The transmission of emotions in speech communication is a topic that has recently received considerable attention. Automatic speech recognition (ASR) and text-to-speech (TTS) synthesis are examples of popular fields in which the processing of emotions can have a substantial impact and can improve the effectiveness and naturalness of the man-machine interaction.

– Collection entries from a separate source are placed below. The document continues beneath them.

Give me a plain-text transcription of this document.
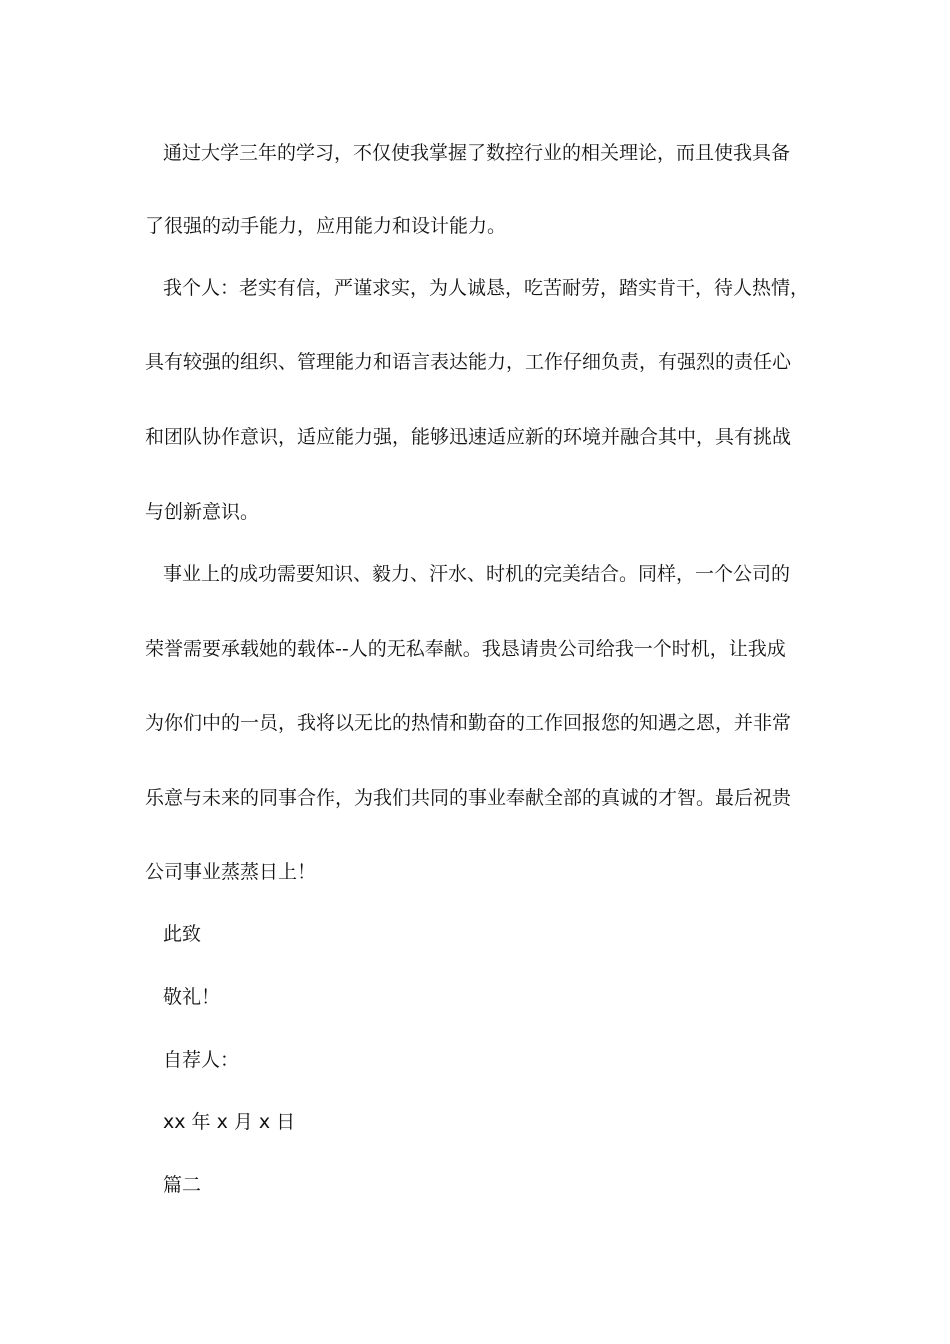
通过大学三年的学习，不仅使我掌握了数控行业的相关理论，而且使我具备
了很强的动手能力，应用能力和设计能力。
我个人：老实有信，严谨求实，为人诚恳，吃苦耐劳，踏实肯干，待人热情，
具有较强的组织、管理能力和语言表达能力，工作仔细负责，有强烈的责任心
和团队协作意识，适应能力强，能够迅速适应新的环境并融合其中，具有挑战
与创新意识。
事业上的成功需要知识、毅力、汗水、时机的完美结合。同样，一个公司的
荣誉需要承载她的载体--人的无私奉献。我恳请贵公司给我一个时机，让我成
为你们中的一员，我将以无比的热情和勤奋的工作回报您的知遇之恩，并非常
乐意与未来的同事合作，为我们共同的事业奉献全部的真诚的才智。最后祝贵
公司事业蒸蒸日上！
此致
敬礼！
自荐人：
xx 年 x 月 x 日
篇二
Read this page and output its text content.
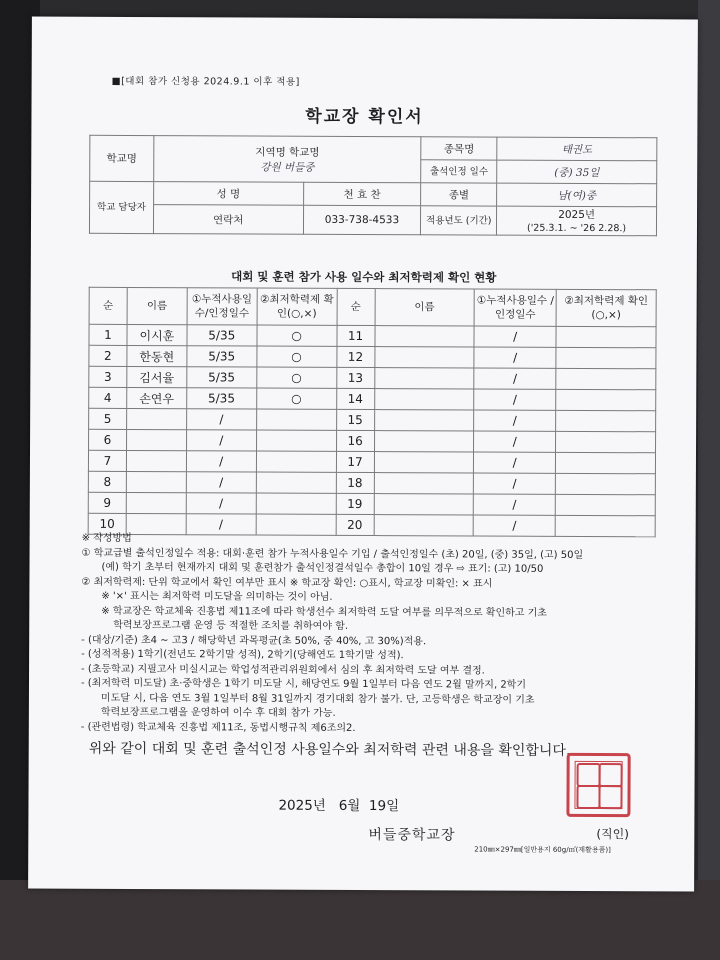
■[대회 참가 신청용 2024.9.1 이후 적용]
학교장 확인서
학교명	지역명 학교명
강원 버들중		종목명	태권도
			출석인정 일수	(중) 35일
학교 담당자	성 명	천 효 찬	종별	남(여)중
	연락처	033-738-4533	적용년도 (기간)	2025년
('25.3.1. ~ '26 2.28.)
대회 및 훈련 참가 사용 일수와 최저학력제 확인 현황
순	이름	①누적사용일 수/인정일수	②최저학력제 확인(○,×)	순	이름	①누적사용일수 /인정일수	②최저학력제 확인(○,×)
1	이시훈	5/35	○	11		/	
2	한동현	5/35	○	12		/	
3	김서율	5/35	○	13		/	
4	손연우	5/35	○	14		/	
5		/		15		/	
6		/		16		/	
7		/		17		/	
8		/		18		/	
9		/		19		/	
10		/		20		/	
※ 작성방법
① 학교급별 출석인정일수 적용: 대회·훈련 참가 누적사용일수 기입 / 출석인정일수 (초) 20일, (중) 35일, (고) 50일
(예) 학기 초부터 현재까지 대회 및 훈련참가 출석인정결석일수 총합이 10일 경우 ⇨ 표기: (고) 10/50
② 최저학력제: 단위 학교에서 확인 여부만 표시 ※ 학교장 확인: ○표시, 학교장 미확인: × 표시
※ '×' 표시는 최저학력 미도달을 의미하는 것이 아님.
※ 학교장은 학교체육 진흥법 제11조에 따라 학생선수 최저학력 도달 여부를 의무적으로 확인하고 기초
학력보장프로그램 운영 등 적절한 조치를 취하여야 함.
- (대상/기준) 초4 ~ 고3 / 해당학년 과목평균(초 50%, 중 40%, 고 30%)적용.
- (성적적용) 1학기(전년도 2학기말 성적), 2학기(당해연도 1학기말 성적).
- (초등학교) 지필고사 미실시교는 학업성적관리위원회에서 심의 후 최저학력 도달 여부 결정.
- (최저학력 미도달) 초·중학생은 1학기 미도달 시, 해당연도 9월 1일부터 다음 연도 2월 말까지, 2학기
미도달 시, 다음 연도 3월 1일부터 8월 31일까지 경기대회 참가 불가. 단, 고등학생은 학교장이 기초
학력보장프로그램을 운영하여 이수 후 대회 참가 가능.
- (관련법령) 학교체육 진흥법 제11조, 동법시행규칙 제6조의2.
위와 같이 대회 및 훈련 출석인정 사용일수와 최저학력 관련 내용을 확인합니다.
2025년   6월  19일
버들중학교장	(직인)
210㎜×297㎜[일반용지 60g/㎡(재활용품)]
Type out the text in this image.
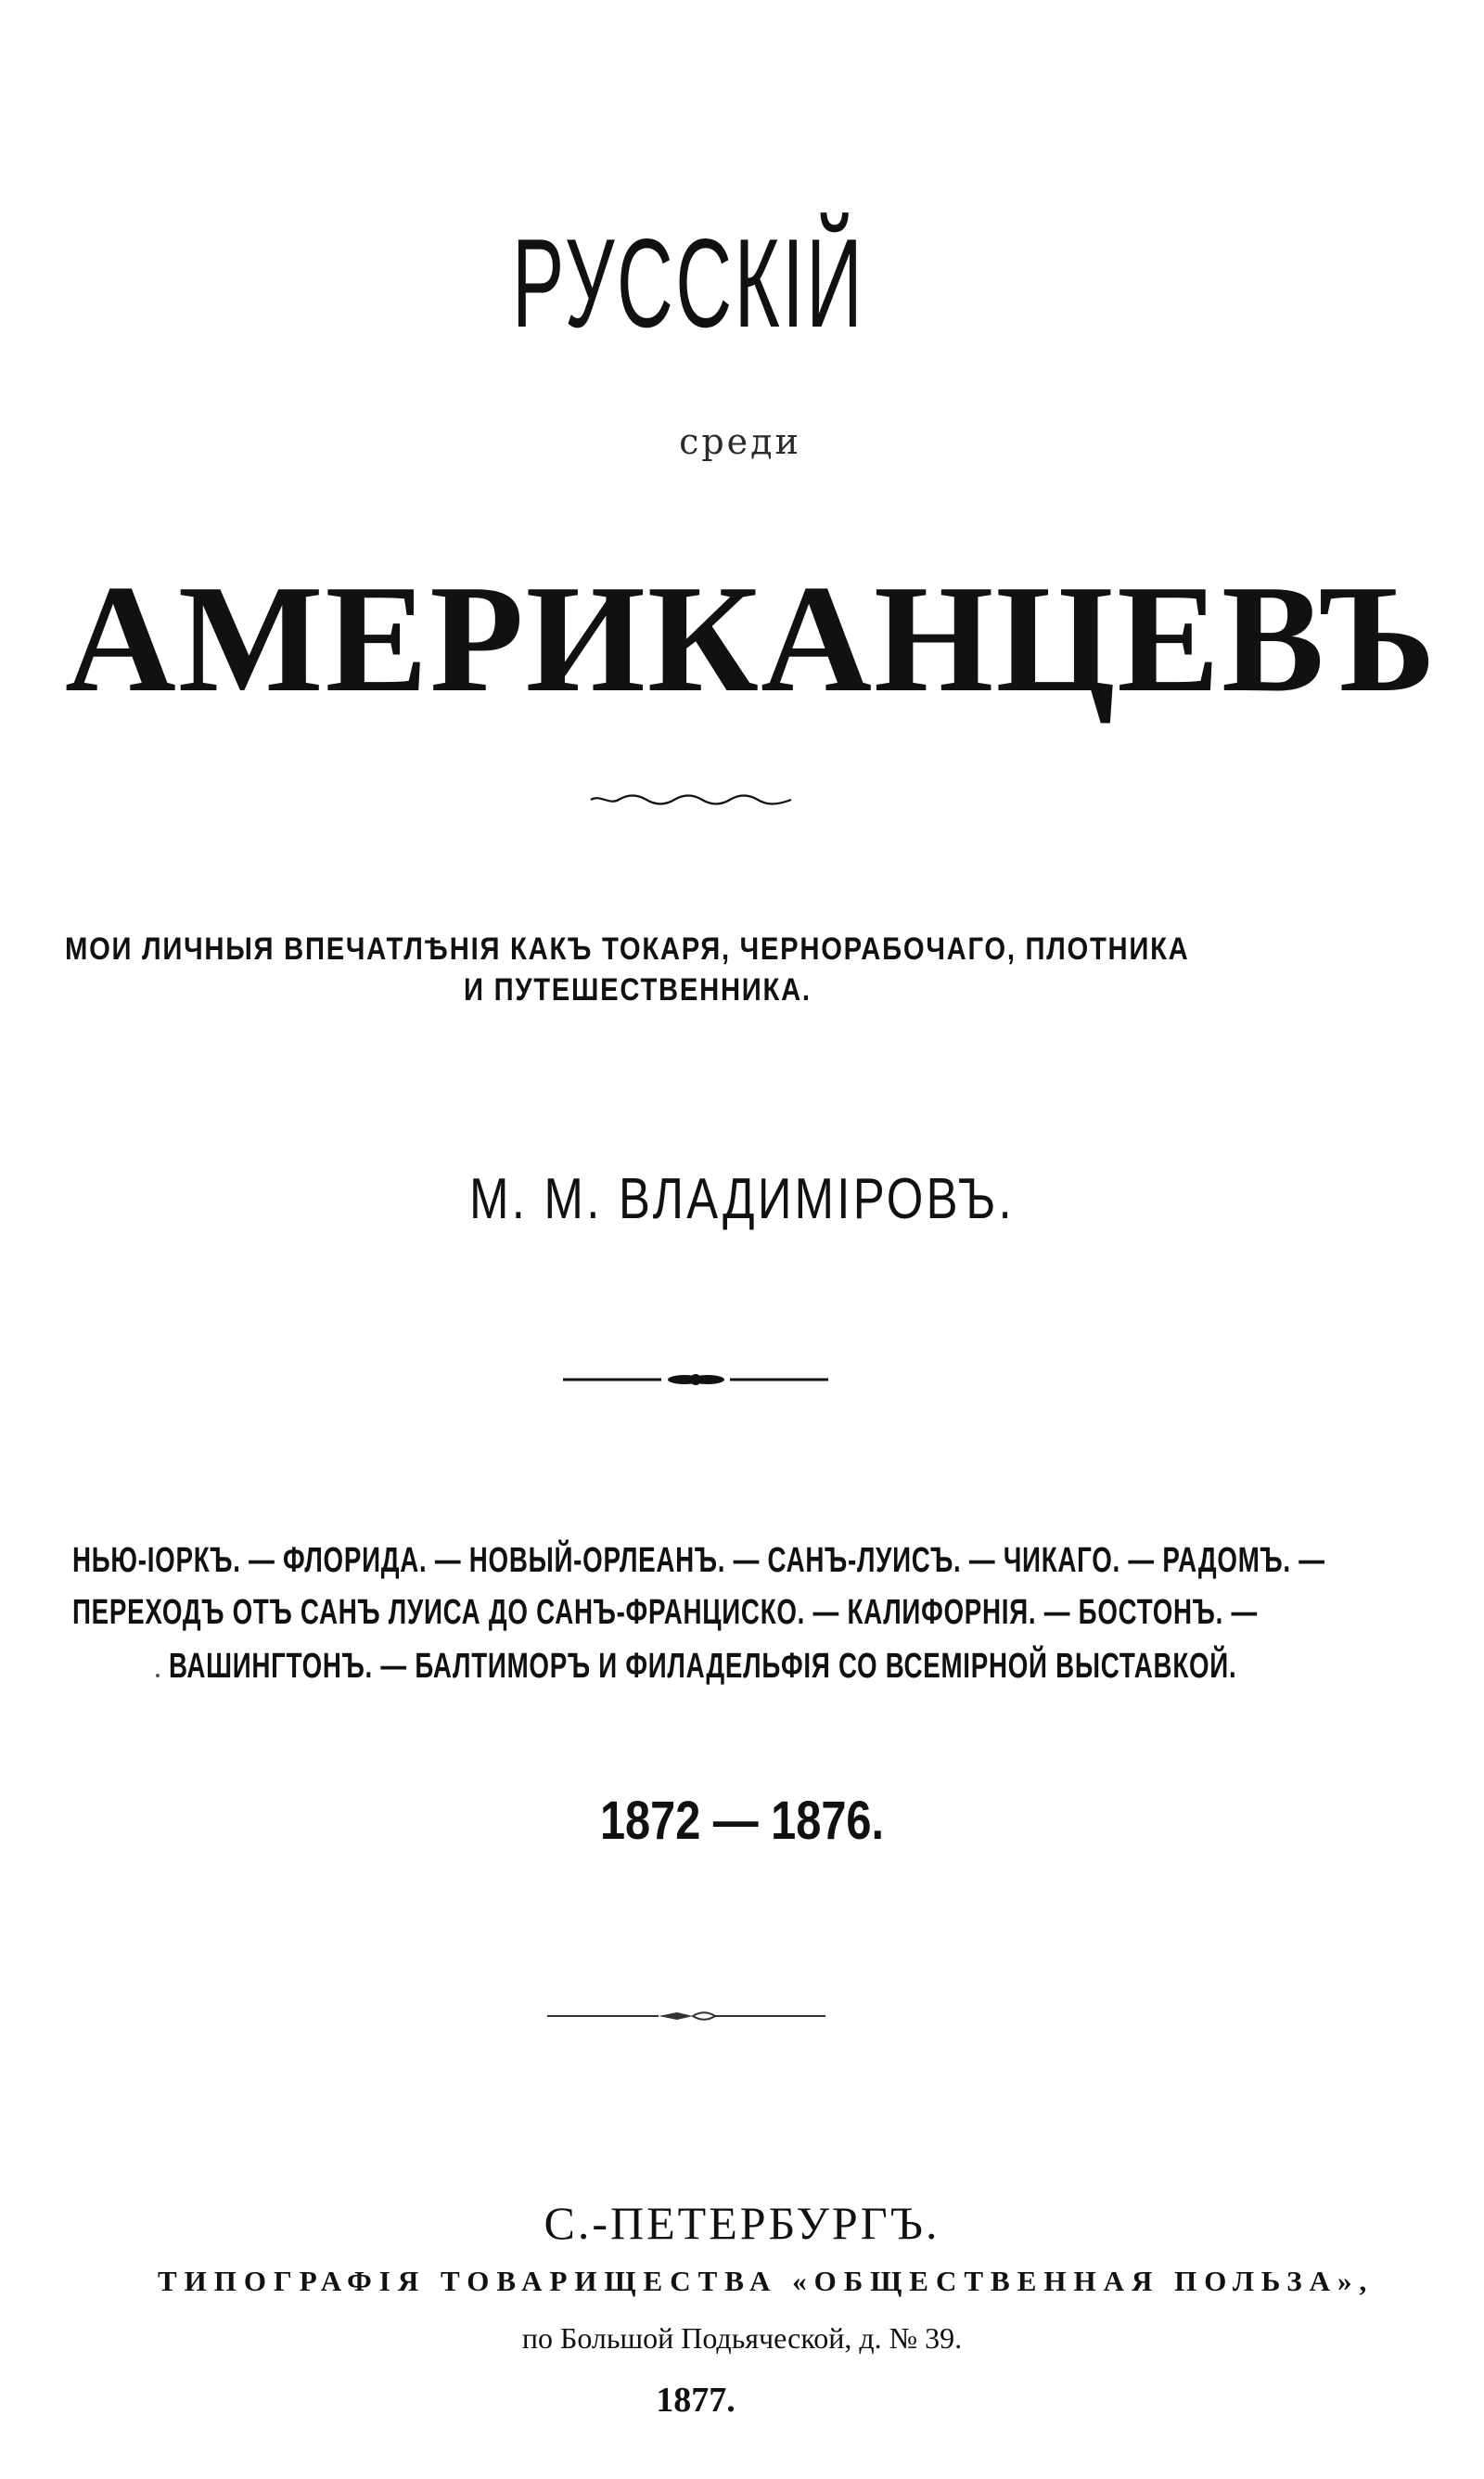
РУССКІЙ
среди
АМЕРИКАНЦЕВЪ
МОИ ЛИЧНЫЯ ВПЕЧАТЛѢНІЯ КАКЪ ТОКАРЯ, ЧЕРНОРАБОЧАГО, ПЛОТНИКА
И ПУТЕШЕСТВЕННИКА.
М. М. ВЛАДИМІРОВЪ.
НЬЮ-ІОРКЪ. — ФЛОРИДА. — НОВЫЙ-ОРЛЕАНЪ. — САНЪ-ЛУИСЪ. — ЧИКАГО. — РАДОМЪ. —
ПЕРЕХОДЪ ОТЪ САНЪ ЛУИСА ДО САНЪ-ФРАНЦИСКО. — КАЛИФОРНІЯ. — БОСТОНЪ. —
ВАШИНГТОНЪ. — БАЛТИМОРЪ И ФИЛАДЕЛЬФІЯ СО ВСЕМІРНОЙ ВЫСТАВКОЙ.
1872 — 1876.
С.-ПЕТЕРБУРГЪ.
ТИПОГРАФІЯ ТОВАРИЩЕСТВА «ОБЩЕСТВЕННАЯ ПОЛЬЗА»,
по Большой Подьяческой, д. № 39.
1877.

Speech synthesis is a by now stable technology that enables computers to talk. While existing synthesis techniques produce speech that is intelligible, few people would claim that listening to computer speech is natural or expressive. Therefore, in the last years, research in speech synthesis has been strongly focused on producing speech that sounds more natural or human-like, mainly with the aim of emulate the human behavior in man-machine communication interfaces. Meanwhile, the emotions and their role in human-to-human, human-to-machine (and vice versa) communication has become an interesting research topic. Recently, new expressive/emotive human-machine interfaces are being studied that try to simulate the human behavior while reproducing man-machine dialogues, and various attempts to incorporate the expression of emotions into synthetic speech have been made.
The topic of this work is an extension of our previous research on the development of a general data-driven procedure for creating a neutral “narrative-style” prosodic module for the Italian FESTIVAL Text-To-Speech (TTS) synthesizer, and it is focused on investigating and implementing new strategies for building a new emotional FESTIVAL TTS producing emotionally adequate speech starting from an APML/VSML tagged text. The new emotional prosodic modules, similarly to the neutral case, are still based on the “Classification And Regression Tree” (CART) theory. The extension to the emotional speech synthesis is obtained using a differential approach: the emotional prosodic module try to learn the differences between the neutral (without emotions) and the emotional prosodic data. Moreover, due to the fact that Voice Quality (VQ) is known to play an important role in emotive speech, a rule-based FESTIVAL-MBROLA VQ-modification module, that represents an easy way to modify the temporal and spectral characteristics of the TTS synthesized speech has also been implemented. Even if emotional synthesis still remains an attractive open issue, our preliminary evaluation results underline the effectiveness of the proposed solution. Even if emotional synthesis still remains an attractive open issue, our preliminary evaluation results underline the effectiveness of the proposed solution. |
The goal of this work is to investigate and implement strategies allowing a synthesizer to produce emotional speech. This goal is relevant to both Text to Speech (TTS) and Concept to Speech (CTS) synthesis, and there are many possible applications scenarios ranging from human-machine interaction in general to speaking interfaces for impaired users, electronic games, virtual agents, and story-telling scenarios.. |
CART-based
emotional prosodic modules
The topic of this work is an extension of our previous research on the development of a neutral TTS. A general statistical CART-based data-driven procedure for creating a “narrative-style” (neutral) prosodic module and various "emotion-style" prosodic modules were developed. This work is focused on investigating and implementing new strategies for building a new emotional FESTIVAL TTS producing emotionally adequate speech starting from an APML/VSML tagged text. The new emotional prosodic modules, similarly to the neutral case, are still based on the “Classification And Regression Tree” (CART) theory. The extension to the emotional speech synthesis is obtained using a differential approach: the emotional prosodic module try to learn the differences between the neutral (without emotions) and the emotional prosodic data (see the following Figure) click on the figure to enlarge |
Many of the researches in the field have
emphasized the importance of prosodic features (e.g., speech rate,
intensity contour, F0, F0 range) and the importance of the voice
quality in the rendering of different emotions in verbal communication.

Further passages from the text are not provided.